Sport und Bewegung unter GLP-1-Therapie: Was hilft wirklich?
Krafttraining, Ausdauer und Alltagsbewegung: welche Rolle Sport unter GLP-1-Medikamenten spielt und was die Forschung empfiehlt.
Regelmäßige Bewegung verstärkt die Wirkung von GLP-1-Medikamenten und schützt vor Muskelverlust. Doch welche Sportarten sind unter Therapie sinnvoll, und worauf sollte man achten? Ein evidenzbasierter Überblick.
Warum Sport unter GLP-1-Therapie besonders wichtig ist
GLP-1-Medikamente wie Semaglutid und Tirzepatid führen zu einer deutlichen Kalorienreduktion. Ohne begleitende Bewegung geht ein erheblicher Teil der Gewichtsabnahme auf Kosten der Muskelmasse. Krafttraining ist die wirksamste Methode, um dem entgegenzuwirken, das zeigen mittlerweile mehrere Studien.
Krafttraining: Die wichtigste Empfehlung
Mindestens 2 bis 3 Krafttrainingseinheiten pro Woche werden empfohlen. Dabei müssen es keine Höchstleistungen sein, bereits moderate Übungen mit dem eigenen Körpergewicht, Widerstandsbändern oder Hanteln sind wirksam. Wichtige Übungsgruppen sind Kniebeugen, Kreuzheben, Rudern, Bankdrücken und Schulterdrücken. Einsteiger sollten mit leichten Gewichten beginnen und sich langsam steigern.

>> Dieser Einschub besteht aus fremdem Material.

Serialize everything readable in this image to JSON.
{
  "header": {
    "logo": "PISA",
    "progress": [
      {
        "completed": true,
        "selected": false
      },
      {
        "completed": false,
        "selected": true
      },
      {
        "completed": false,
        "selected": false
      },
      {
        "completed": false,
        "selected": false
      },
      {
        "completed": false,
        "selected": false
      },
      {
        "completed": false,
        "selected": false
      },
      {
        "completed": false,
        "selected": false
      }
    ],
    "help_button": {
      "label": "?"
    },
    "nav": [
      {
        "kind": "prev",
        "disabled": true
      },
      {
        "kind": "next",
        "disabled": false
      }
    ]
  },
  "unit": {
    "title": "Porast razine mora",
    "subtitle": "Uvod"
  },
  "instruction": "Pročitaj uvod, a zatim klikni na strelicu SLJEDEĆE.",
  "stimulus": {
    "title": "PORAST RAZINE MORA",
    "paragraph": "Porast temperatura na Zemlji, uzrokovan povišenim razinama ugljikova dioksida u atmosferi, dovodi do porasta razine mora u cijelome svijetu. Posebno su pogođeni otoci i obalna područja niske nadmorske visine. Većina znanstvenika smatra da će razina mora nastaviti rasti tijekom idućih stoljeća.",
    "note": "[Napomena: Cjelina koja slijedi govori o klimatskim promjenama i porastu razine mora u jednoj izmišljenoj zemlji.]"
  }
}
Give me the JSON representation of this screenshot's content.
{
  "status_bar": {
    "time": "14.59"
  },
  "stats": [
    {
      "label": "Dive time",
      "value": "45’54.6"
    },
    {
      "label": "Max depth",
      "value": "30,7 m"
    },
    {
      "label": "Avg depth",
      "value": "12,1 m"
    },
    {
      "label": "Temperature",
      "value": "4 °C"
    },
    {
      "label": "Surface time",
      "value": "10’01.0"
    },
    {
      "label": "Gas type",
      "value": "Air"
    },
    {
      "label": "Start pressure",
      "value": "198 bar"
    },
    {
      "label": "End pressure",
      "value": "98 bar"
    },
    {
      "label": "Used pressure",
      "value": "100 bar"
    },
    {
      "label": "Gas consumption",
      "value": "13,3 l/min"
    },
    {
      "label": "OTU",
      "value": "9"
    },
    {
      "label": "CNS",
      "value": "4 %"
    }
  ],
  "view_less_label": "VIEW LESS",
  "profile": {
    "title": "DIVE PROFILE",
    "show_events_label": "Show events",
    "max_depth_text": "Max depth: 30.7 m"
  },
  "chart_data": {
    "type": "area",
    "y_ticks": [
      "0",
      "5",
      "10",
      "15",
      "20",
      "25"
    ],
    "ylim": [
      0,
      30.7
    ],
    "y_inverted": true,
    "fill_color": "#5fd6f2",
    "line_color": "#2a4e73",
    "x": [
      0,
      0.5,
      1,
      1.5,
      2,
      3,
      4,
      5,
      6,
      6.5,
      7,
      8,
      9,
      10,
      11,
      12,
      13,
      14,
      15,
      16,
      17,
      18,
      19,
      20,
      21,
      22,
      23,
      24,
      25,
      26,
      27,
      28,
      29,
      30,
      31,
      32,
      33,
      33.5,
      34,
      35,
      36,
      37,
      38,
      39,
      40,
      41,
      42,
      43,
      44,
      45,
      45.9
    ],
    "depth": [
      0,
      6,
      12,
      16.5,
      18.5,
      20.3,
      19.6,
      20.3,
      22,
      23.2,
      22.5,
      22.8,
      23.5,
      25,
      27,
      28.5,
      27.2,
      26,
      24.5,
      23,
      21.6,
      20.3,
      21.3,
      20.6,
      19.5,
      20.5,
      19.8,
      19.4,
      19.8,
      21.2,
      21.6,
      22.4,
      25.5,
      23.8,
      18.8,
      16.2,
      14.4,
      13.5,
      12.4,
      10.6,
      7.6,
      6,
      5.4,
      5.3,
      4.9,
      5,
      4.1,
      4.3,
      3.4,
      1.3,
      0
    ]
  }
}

Ausdauertraining: Sinnvolle Ergänzung
Moderates Ausdauertraining (Gehen, Radfahren, Schwimmen) unterstützt die Herzgesundheit und verbessert die Insulinsensitivität. 150 Minuten moderate Aktivität pro Woche sind ein guter Richtwert. Allerdings sollte Ausdauertraining das Krafttraining ergänzen, nicht ersetzen.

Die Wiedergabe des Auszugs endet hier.